“Lor, no,” returned the stupid servant, “Lor, no; I should sooner think your eyes and face were swelled with pisen.”
“The Lord help me,” exclaimed Mrs. Graham, “you don’t begin to know as much as poor Charlotte did. She was a jewel, and I don’t see anything what she wanted to die for, just as I had got her well trained; but that’s all the thanks I ever get for my goodness. Now go quick, and tell her I’ve got an excruciating headache.”
“If you please, miss,” said the girl, trying in vain to master the big word, “if you please, give me somethin’ shorter, ’case I done forgit that ar, sartin’.”
“Fool! Idiot!” exclaimed Mrs. Graham, hurling, for want of something better, one of her satin slippers at the woolly head, which dodged out of the door in time to avoid it.
“Is your mistress at home?” asked Mrs. Livingstone, and Martha, uncertain what answer she was to make, replied, “Yes—no—I dun know, ’case she done driv me out afore I know’d whether she was at home or not.”

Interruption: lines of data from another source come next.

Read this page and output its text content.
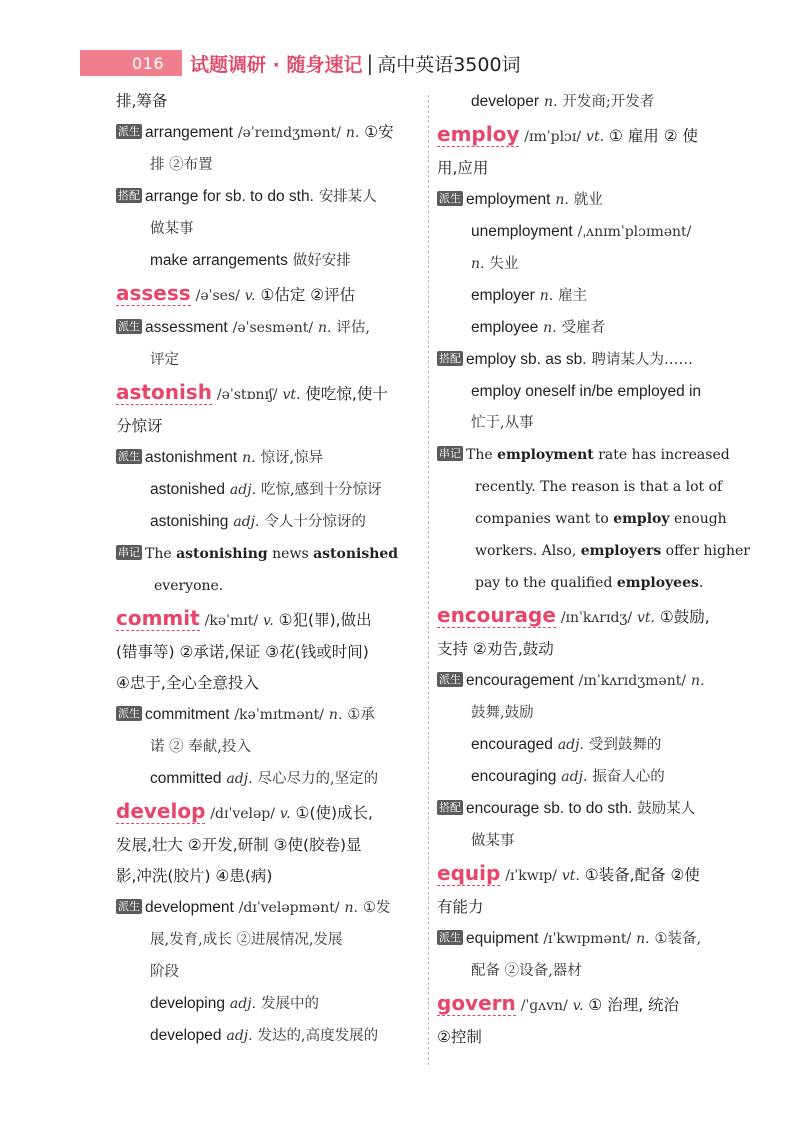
016 试题调研 · 随身速记 | 高中英语3500词
排,筹备
派生 arrangement /əˈreɪndʒmənt/ n. ①安
排 ②布置
搭配 arrange for sb. to do sth. 安排某人
做某事
make arrangements 做好安排
assess /əˈses/ v. ①估定 ②评估
派生 assessment /əˈsesmənt/ n. 评估,
评定
astonish /əˈstɒnɪʃ/ vt. 使吃惊,使十
分惊讶
派生 astonishment n. 惊讶,惊异
astonished adj. 吃惊,感到十分惊讶
astonishing adj. 令人十分惊讶的
串记 The astonishing news astonished
everyone.
commit /kəˈmɪt/ v. ①犯(罪),做出
(错事等) ②承诺,保证 ③花(钱或时间)
④忠于,全心全意投入
派生 commitment /kəˈmɪtmənt/ n. ①承
诺 ② 奉献,投入
committed adj. 尽心尽力的,坚定的
develop /dɪˈveləp/ v. ①(使)成长,
发展,壮大 ②开发,研制 ③使(胶卷)显
影,冲洗(胶片) ④患(病)
派生 development /dɪˈveləpmənt/ n. ①发
展,发育,成长 ②进展情况,发展
阶段
developing adj. 发展中的
developed adj. 发达的,高度发展的
developer n. 开发商;开发者
employ /ɪmˈplɔɪ/ vt. ① 雇用 ② 使
用,应用
派生 employment n. 就业
unemployment /ˌʌnɪmˈplɔɪmənt/
n. 失业
employer n. 雇主
employee n. 受雇者
搭配 employ sb. as sb. 聘请某人为……
employ oneself in/be employed in
忙于,从事
串记 The employment rate has increased
recently. The reason is that a lot of
companies want to employ enough
workers. Also, employers offer higher
pay to the qualified employees.
encourage /ɪnˈkʌrɪdʒ/ vt. ①鼓励,
支持 ②劝告,鼓动
派生 encouragement /ɪnˈkʌrɪdʒmənt/ n.
鼓舞,鼓励
encouraged adj. 受到鼓舞的
encouraging adj. 振奋人心的
搭配 encourage sb. to do sth. 鼓励某人
做某事
equip /ɪˈkwɪp/ vt. ①装备,配备 ②使
有能力
派生 equipment /ɪˈkwɪpmənt/ n. ①装备,
配备 ②设备,器材
govern /ˈɡʌvn/ v. ① 治理, 统治
②控制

“Martha, show the lady this way,” called out Mrs. Graham, who was listening. “Ah, Mrs. Livingstone, is it you. I’m glad to see you,” said she, half rising and shading her swollen eyes with her hand, as if the least effort were painful. “You must excuse my dishabille, for I am suffering from a bad headache, and when Martha said some one had come, I thought at first I could not see them, but you are always welcome. How have you been this long time, and why have you neglected me so, when you know how I must feel the change from Louisville, where I was constantly in society, to this dreary neighborhood?” and the lady lay back upon the sofa, exhausted with and astonished at her own eloquence.
Mrs. Livingstone was quite delighted with her friend’s unusual cordiality, and seating herself in the large easy-chair, began to make herself very agreeable, offering to bathe Mrs. Graham’s aching head, which kind offer the lady declined, bethinking herself of sundry gray hairs, which a close inspection would single out from among her flaxen tresses.
“Are your family all well?” she asked; to which Mrs. Livingstone replied that they were, at the same time speaking of her extreme loneliness since Mabel left them.
“Ah, you mean the little dark-eyed brunette, whom I saw with you at my party. She was a nice-looking girl—showed that she came of a good family. I think everything of that. I believe I’d rather Durward would marry a poor aristocrat, than a wealthy plebeian—one whose family were low and obscure.”
Mrs. Livingstone wondered what she thought of her family, the Livingstones. The Richards’ blood she knew was good, but the Nichols’ was rather doubtful. Still, she would for once make the best of it, so she hastened to say that few American ladies were so fortunate as Mrs. Graham had been in marrying a noble man. “In this country we have no nobility, you know,” said she, “and any one who gets rich and into good society, is classed with the first.”